NEW YORK: Flying cars are no longer just a dream as Slovakian start-up company AeroMobil has developed a hybridised vehicle which may be available as soon as 2016.
Aeromobil 3.0 over a century after the Wright brothers completed their first successful flight and Henry Ford introduced the world’s first mass market automobile, the two technologies have come together to form the first consumer flying car. Although the European Union has supported research into flying vehicles in an attempt to find a solution to traffic congestion for years, AeroMobil’s third working prototype proves that the company is likely ahead of the pack with their technology. The AeroMobil 3.0 seats two people, runs on regular fuel and can drive on standard roads. The flying car needs to reach a speed of 130 kilometres per hour, and requires an open road of 200 meters to lift off, can safely fly as fast as 200 kilometres per hour, and only needs 50 meters of open road to land. The car can fly distances of up to 700 kilometres.

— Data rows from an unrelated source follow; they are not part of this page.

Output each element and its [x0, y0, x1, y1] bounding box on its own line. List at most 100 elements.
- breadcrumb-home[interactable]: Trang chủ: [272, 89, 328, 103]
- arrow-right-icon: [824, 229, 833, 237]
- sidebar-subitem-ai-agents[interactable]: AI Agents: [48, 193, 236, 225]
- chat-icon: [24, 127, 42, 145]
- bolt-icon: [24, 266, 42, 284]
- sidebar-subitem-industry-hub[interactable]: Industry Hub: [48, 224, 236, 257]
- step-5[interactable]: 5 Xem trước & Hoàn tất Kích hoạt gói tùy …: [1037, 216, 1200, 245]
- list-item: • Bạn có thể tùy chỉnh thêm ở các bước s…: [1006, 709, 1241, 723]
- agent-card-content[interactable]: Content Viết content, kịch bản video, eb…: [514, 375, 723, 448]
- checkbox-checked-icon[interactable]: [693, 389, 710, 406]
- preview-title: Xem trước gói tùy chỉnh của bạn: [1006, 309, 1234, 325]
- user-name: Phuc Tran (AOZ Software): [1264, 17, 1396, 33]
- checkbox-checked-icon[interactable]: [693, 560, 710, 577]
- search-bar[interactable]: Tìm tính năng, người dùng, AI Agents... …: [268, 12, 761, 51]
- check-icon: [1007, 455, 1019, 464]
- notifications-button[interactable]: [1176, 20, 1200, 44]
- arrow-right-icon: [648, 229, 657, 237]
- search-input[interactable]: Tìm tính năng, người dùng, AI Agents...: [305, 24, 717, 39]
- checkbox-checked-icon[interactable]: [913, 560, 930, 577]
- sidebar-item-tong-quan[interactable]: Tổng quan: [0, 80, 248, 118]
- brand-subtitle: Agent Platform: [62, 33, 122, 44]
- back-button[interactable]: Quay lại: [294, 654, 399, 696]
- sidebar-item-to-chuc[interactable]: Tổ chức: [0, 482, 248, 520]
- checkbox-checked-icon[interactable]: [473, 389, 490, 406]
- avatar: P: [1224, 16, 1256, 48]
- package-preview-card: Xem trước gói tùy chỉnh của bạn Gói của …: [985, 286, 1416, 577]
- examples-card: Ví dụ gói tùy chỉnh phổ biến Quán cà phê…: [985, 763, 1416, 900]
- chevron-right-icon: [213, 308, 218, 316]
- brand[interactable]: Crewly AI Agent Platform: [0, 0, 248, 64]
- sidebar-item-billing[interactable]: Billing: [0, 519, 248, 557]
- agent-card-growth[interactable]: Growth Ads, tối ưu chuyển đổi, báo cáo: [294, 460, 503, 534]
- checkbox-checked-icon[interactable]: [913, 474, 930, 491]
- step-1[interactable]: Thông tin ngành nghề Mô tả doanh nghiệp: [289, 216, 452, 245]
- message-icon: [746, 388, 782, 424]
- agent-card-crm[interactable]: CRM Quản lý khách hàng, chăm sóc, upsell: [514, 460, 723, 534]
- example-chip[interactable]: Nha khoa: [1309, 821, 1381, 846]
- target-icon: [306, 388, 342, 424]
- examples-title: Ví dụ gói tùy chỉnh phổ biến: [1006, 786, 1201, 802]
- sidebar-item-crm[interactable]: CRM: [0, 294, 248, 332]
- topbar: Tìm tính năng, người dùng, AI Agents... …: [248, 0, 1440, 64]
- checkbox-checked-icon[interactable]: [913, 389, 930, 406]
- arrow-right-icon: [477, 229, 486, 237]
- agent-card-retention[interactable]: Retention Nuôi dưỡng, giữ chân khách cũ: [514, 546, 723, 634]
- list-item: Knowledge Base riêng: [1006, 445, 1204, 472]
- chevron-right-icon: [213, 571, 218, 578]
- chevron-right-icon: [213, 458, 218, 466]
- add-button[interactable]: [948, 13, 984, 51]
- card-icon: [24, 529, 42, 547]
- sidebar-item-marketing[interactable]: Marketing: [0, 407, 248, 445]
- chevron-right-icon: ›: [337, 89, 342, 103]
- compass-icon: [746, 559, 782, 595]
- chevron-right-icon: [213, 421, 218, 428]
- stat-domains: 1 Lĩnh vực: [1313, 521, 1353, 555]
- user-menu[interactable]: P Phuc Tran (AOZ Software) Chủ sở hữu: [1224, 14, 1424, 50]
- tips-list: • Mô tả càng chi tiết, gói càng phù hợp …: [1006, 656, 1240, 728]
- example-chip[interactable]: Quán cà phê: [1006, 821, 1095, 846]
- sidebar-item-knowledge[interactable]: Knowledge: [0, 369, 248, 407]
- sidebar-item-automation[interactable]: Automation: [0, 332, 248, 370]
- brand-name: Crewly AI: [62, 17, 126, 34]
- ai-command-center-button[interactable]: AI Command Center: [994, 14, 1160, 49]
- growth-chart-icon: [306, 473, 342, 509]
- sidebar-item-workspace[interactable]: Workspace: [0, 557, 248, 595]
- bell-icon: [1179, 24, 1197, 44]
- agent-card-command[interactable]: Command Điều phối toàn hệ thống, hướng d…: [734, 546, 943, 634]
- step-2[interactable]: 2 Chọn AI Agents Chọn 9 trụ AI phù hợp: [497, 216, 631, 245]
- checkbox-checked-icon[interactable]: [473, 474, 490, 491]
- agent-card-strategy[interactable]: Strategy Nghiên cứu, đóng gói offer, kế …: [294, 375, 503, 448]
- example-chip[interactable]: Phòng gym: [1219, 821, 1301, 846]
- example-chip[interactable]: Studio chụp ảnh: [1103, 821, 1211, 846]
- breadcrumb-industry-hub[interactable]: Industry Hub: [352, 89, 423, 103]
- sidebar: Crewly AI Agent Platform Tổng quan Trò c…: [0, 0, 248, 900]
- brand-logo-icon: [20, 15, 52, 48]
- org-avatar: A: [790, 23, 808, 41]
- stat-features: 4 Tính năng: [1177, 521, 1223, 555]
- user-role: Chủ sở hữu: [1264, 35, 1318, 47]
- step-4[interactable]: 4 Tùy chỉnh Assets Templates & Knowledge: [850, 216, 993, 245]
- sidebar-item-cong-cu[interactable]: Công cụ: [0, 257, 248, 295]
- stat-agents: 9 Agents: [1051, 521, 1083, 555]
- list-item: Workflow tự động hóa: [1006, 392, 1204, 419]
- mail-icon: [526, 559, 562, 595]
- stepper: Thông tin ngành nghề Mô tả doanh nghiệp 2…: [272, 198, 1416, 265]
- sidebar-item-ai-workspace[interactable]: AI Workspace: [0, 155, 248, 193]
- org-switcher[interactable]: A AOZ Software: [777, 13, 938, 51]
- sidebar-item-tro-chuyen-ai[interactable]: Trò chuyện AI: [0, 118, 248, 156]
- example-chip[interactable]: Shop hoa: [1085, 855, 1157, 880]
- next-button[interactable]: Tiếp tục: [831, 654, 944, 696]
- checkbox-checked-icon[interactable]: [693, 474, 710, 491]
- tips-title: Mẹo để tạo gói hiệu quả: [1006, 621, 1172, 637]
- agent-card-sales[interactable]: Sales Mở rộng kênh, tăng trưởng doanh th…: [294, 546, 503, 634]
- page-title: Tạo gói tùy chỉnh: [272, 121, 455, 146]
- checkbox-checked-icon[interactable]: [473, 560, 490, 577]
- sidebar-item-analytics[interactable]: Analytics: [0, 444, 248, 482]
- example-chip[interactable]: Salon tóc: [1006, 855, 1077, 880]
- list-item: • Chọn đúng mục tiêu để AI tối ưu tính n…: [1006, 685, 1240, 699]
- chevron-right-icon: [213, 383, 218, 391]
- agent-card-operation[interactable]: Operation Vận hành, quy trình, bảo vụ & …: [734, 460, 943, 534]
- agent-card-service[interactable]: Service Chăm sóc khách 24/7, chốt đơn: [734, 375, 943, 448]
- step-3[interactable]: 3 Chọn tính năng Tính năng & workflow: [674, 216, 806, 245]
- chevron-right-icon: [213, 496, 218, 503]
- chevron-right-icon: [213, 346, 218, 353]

A stationary version of the car was presented in Vienna at the end of October. The developers initially planned a public test flight which was cancelled due to government transport restrictions, proving that there will be a lot of red tape before the vehicle can be released into certain markets. However, the founders are confident and the company’s CEO Juraj Vaculik says, “We truly believe that this will change personal transportation.”
The flying vehicle has been in the making for twenty-five years since company co-founder and engineer Stefan Klein began working on a winged contraption in his garage. Klein was a department head at the Slovakian Academy of Fine Arts and Design, and also worked on building an excavator for a Swiss company and a golf cart for a Polish company, before focusing his efforts on the flying car. Juraj Vaculik joined the venture after a career in advertising.
Although the vehicle may be convenient and eventually help decongest the highways as well as get commuters to their destinations faster, it will initially not be a viable option for anybody without sufficiently deep pockets to purchase it. It will take at least two years until it is ready for mass production and when released, will likely have the same cost as a “super luxury roadster” and a small airplane combined, according to Vaculik.